Panama Disease is a highly invasive, strangely resilient plant disease which feasted on the Gros Michel.  Through a mechanism not entirely understood by even modern scientists, the fungus gums up the cells and internal pathways of the plant, leading to slow dehydration and internal rot.  Panama ignores most herbicides and can live dormant in soil for decades, making it easy to trek from field to field, or even country to country through muddy boots, shared farm equipment, or poorly cleaned transplants.  In a short 30 years, Panama wiped out over 100,000 acres of Gros Michel and cost the industry nearly $2.3 billion.  The Gros Michel become functionally extinct, with the banana industry near to follow.

Into the suddenly empty ring stepped the Cavendish.  Though less resilient to other diseases, and unpardonably less sweet to gourmets, the Cavendish happily withstood Panama.  Standard Fruit (later, Dole) introduced the Cavendish and soon eclipsed United Fruit as the industrial banana powerhouse.  Fast forward to Today, and the Cavendish banana is so popular in the US, it outsells both apples and oranges combined.

banana peel.jpg

¿Headed for the Big Slip?

With the Cavendish crowned and Big Mike a slipnote in Panama Disease history, the future of the banana is secured, ¿right?

Not so much.  Many feel the the world’s favorite yellow fruit may be sundowning.  For all its potassium and health benefits, the banana is a surprisingly delicate fruit.  Or, rather, a delicate clone.  The banana we know is actually a hybrid mule, sterile and only able to reproduce asexually.  Almost every banana you eat is a close genetic clone to the ones they produced in the 1960s.

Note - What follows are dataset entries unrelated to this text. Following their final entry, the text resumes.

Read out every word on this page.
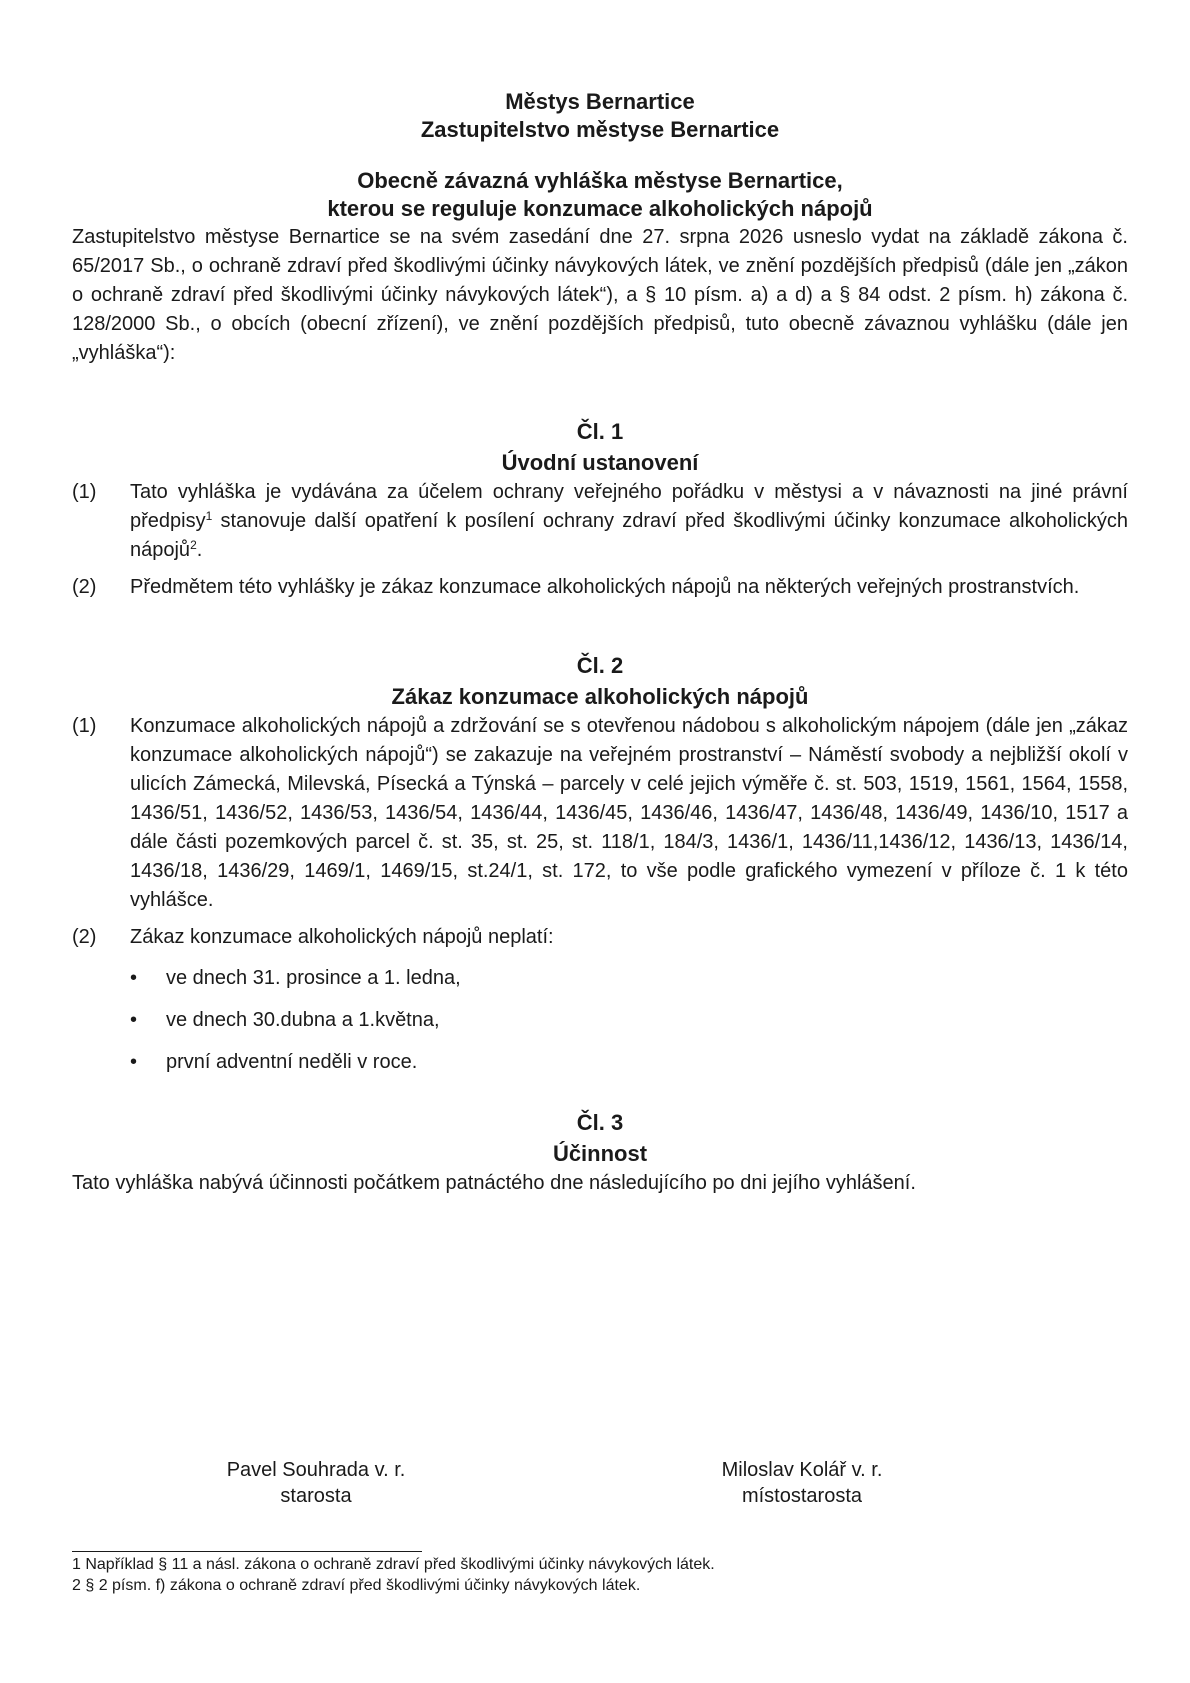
Městys Bernartice
Zastupitelstvo městyse Bernartice
Obecně závazná vyhláška městyse Bernartice,
kterou se reguluje konzumace alkoholických nápojů

Zastupitelstvo městyse Bernartice se na svém zasedání dne 27. srpna 2026 usneslo vydat na základě zákona č. 65/2017 Sb., o ochraně zdraví před škodlivými účinky návykových látek, ve znění pozdějších předpisů (dále jen „zákon o ochraně zdraví před škodlivými účinky návykových látek“), a § 10 písm. a) a d) a § 84 odst. 2 písm. h) zákona č. 128/2000 Sb., o obcích (obecní zřízení), ve znění pozdějších předpisů, tuto obecně závaznou vyhlášku (dále jen „vyhláška“):

Čl. 1
Úvodní ustanovení
(1)	Tato vyhláška je vydávána za účelem ochrany veřejného pořádku v městysi a v návaznosti na jiné právní předpisy$^1$ stanovuje další opatření k posílení ochrany zdraví před škodlivými účinky konzumace alkoholických nápojů$^2$.
(2)	Předmětem této vyhlášky je zákaz konzumace alkoholických nápojů na některých veřejných prostranstvích.
Čl. 2
Zákaz konzumace alkoholických nápojů
(1)	Konzumace alkoholických nápojů a zdržování se s otevřenou nádobou s alkoholickým nápojem (dále jen „zákaz konzumace alkoholických nápojů“) se zakazuje na veřejném prostranství – Náměstí svobody a nejbližší okolí v ulicích Zámecká, Milevská, Písecká a Týnská – parcely v celé jejich výměře č. st. 503, 1519, 1561, 1564, 1558, 1436/51, 1436/52, 1436/53, 1436/54, 1436/44, 1436/45, 1436/46, 1436/47, 1436/48, 1436/49, 1436/10, 1517 a dále části pozemkových parcel č. st. 35, st. 25, st. 118/1, 184/3, 1436/1, 1436/11,1436/12, 1436/13, 1436/14, 1436/18, 1436/29, 1469/1, 1469/15, st.24/1, st. 172, to vše podle grafického vymezení v příloze č. 1 k této vyhlášce.
(2)	Zákaz konzumace alkoholických nápojů neplatí:
•	ve dnech 31. prosince a 1. ledna,
•	ve dnech 30.dubna a 1.května,
•	první adventní neděli v roce.
Čl. 3
Účinnost

Tato vyhláška nabývá účinnosti počátkem patnáctého dne následujícího po dni jejího vyhlášení.

Pavel Souhrada v. r.
starosta
Miloslav Kolář v. r.
místostarosta
1 Například § 11 a násl. zákona o ochraně zdraví před škodlivými účinky návykových látek.
2 § 2 písm. f) zákona o ochraně zdraví před škodlivými účinky návykových látek.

While a huge benefit to the fruit industry, as it assures near uniformity of texture and taste, asexual reproduction leads to genetic rigidity and difficulty in breeding.  It also means that a single disease, say one from a certain famous canal, might just evolve into a strain which could wipe out the entire Cavendish variety just like the Gros Michel.

And, it already happened in Taiwan.  A strain of the Panama, Tropical Race 4 (TR4), reduced the country’s Cavendish exports from nearly 400,000 tonnes in the 1960s to just a few thousand today.  Furthermore, a study in PLOS Pathogens reports TR4 is rooting itself into Asia and spreading out slowly and inexorably toward India and China, the leading global banana producers (26% between the two).

While the US might just be forced to suffer a higher cost for bananas or switch to the variety of readily available apples, many other countries are not so fortunate.  Of the 140 million tones of bananas annually produced, only ~18% are exported (India and China, for example, export nearly zero).  The vast majority are eaten by low-income, subsistence farmers.  The UN estimates that some countries make up to 30% of their daily nutrient intake from the banana.  In addition, heavy banana-exporting countries like Ecuador (93% of its total exports) will be devastated by a global blight.

Certainly, the banana industry has access to far more robust agricultural and scientific research than the 1960s, but the world’s hesitance to accept genetically engineered food has lead the industry to focus on the murky prospect of breeding programs – a risky, longterm bet at best.  Fortunately, unlike the first Panama epidemic, the world caught the disease early and is fighting to quarantine and curtail its outbreak.  But, global banana production is five times higher than in 1960.  It’s a much steepier slip if we can’t avoid the peel.